Nach einer halben Stunde muss ich mich wieder auf den Rückweg machen um den Bus nicht zu verpassen, denn der nächste würde erst 2 h später fahren. Ich denke, dass ich einen anderen Weg zurück nehmen kann und mache nochmal einen Abstecher in die Bucht um festzustellen, das es nicht wie erwartet von da flach ins Hinterland geht, sondern eine steile Wand vor mir liegt. Stattdessen nehme ich einen Trampelpfad in den Wald hinein, der auf keiner Karte auftaucht und hoffe einfach mal aufs Beste. Zwischendrin bin ich mir nicht mehr so sicher ob das jetzt nur ein Tierweg ist oder ob hier doch schon mal ein Mensch lang gekommen ist. Aber nachdem ich durch eine kleine Sumpflandschaft und über 4 Bäume gestiegen bin, komme ich auf der grünen Wiese wieder heraus und lande an einer weiteren lost place Farm, die wirklich bestens als Kulisse eines Horrofilms dienen könnte. Leider habe ich keine Zeit für weitere Erkundungen und eile zurück zur Bushaltestelle, wo auch wenige Minuten später der Bus eintrudelt mit dem ich bis zu einer Abzweigung vor der Fähre fahre.


Drummond Park
Ich habe auf der Fahrt eine kleine Kirche gesehen mit einer herrlichen Blumewiese davor. Ich steige also aus und laufe wieder ein Stück die Straße entlang zurück bis zur Kirche und das lohnt sich sehr. Richtig romantisch hier. Alles voll mit der einheimischen White Fawn Lily. Wunderschön.

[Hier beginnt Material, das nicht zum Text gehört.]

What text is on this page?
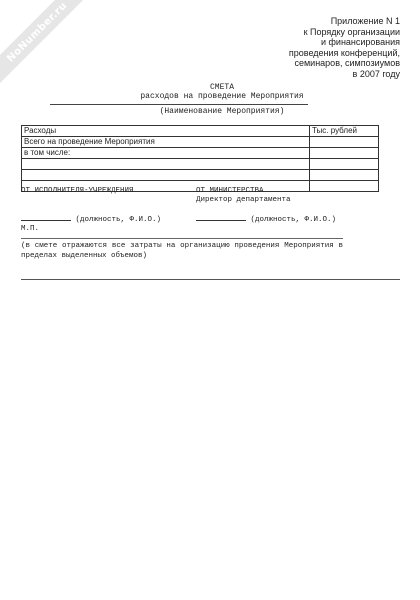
NoNumber.ru	Приложение N 1
к Порядку организации
и финансирования
проведения конференций,
семинаров, симпозиумов
в 2007 году
СМЕТА
расходов на проведение Мероприятия
(Наименование Мероприятия)
Расходы	Тыс. рублей
Всего на проведение Мероприятия	
в том числе:	

ОТ ИСПОЛНИТЕЛЯ-УЧРЕЖДЕНИЯ	ОТ МИНИСТЕРСТВА
Директор департамента
(должность, Ф.И.О.)	(должность, Ф.И.О.)
М.П.
(в смете отражаются все затраты на организацию проведения Мероприятия в пределах выделенных объемов)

Nachdem ich einige Fotos geschossen habe, steuere ich mein eigentliches Ziel, den Drummond Park an. Eigentlich nur ein Spielplatz mit Picknick Bereich am Meer. Da gerade Ebbe ist setzte ich mich eine Weile ans Meer und lache über die zankenden Möwen, bevor ich die Schaukeln ansteure. Keine leere Schaukel wird ausgelassen. Ich bin halt nur ein großes Kind und wo kann man schöner schaukeln als am Meer?!


Rückreise
Von dort laufe ich die 2 km bis zur Fähre. Da ich noch eine Stunde Zeit habe, gönne ich mir beim Bäcker einen Snack und setze mich an den Bootsanleger bevor ich langsam zur Fähre laufe.

Wo kauft man hier eigentlich ein Ticket?! Kein Automat, kein Tickethäuschen und auf einem Schild steht etwas davon, dass man gleich in Vic ein hin und Rückfahrtticket hätte buchen sollen. Auf der Fähre gibt es zwar einen Ticketautomaten aber der ist aus der Steinzeit und nimmt nur Münzen. Nun ja, ich habs versucht. Also dann als blinder Passagier zurück auf der 3:50 Fähre nach Vic. Mir wurde später übrigens mitgeteilt, dass nur der Fahrer vom Auto ein Rückfahrtticket lösen sollte. Bei den meisten Inseln ist die Rückfahrt schon im Hinfahrtticket inbegriffen. Naja ich fand meine blinder Passagiervorstellung viel spannender.


Fazit
Was soll ich sagen – 2 Tage Auszeit auf einer (einsamen) Insel haben sich angefühlt wie ein ganzer Sommerurlaub. Es war herrlich erholsam, wenn auch wieder etwas zu warm um schweißtreibenden Aktivitäten, wie wandern nachzugehen. Und ohne Auto ist halt alles etwas schwieriger hier. In normaleren Zeiten könnten man auf der Insel auch super entspannt per Anhalter fahren aber auch das ist ja keine Option mehr. Ich habe jedenfalls dennoch das Beste daraus gemacht und eine wunderschöne Zeit verlebt. Für jeden der interessiert an Kunst ist und so ein bisschen dieses modern Hippiefeeling mag, der wird sich hier bestens aufgehoben fühlen.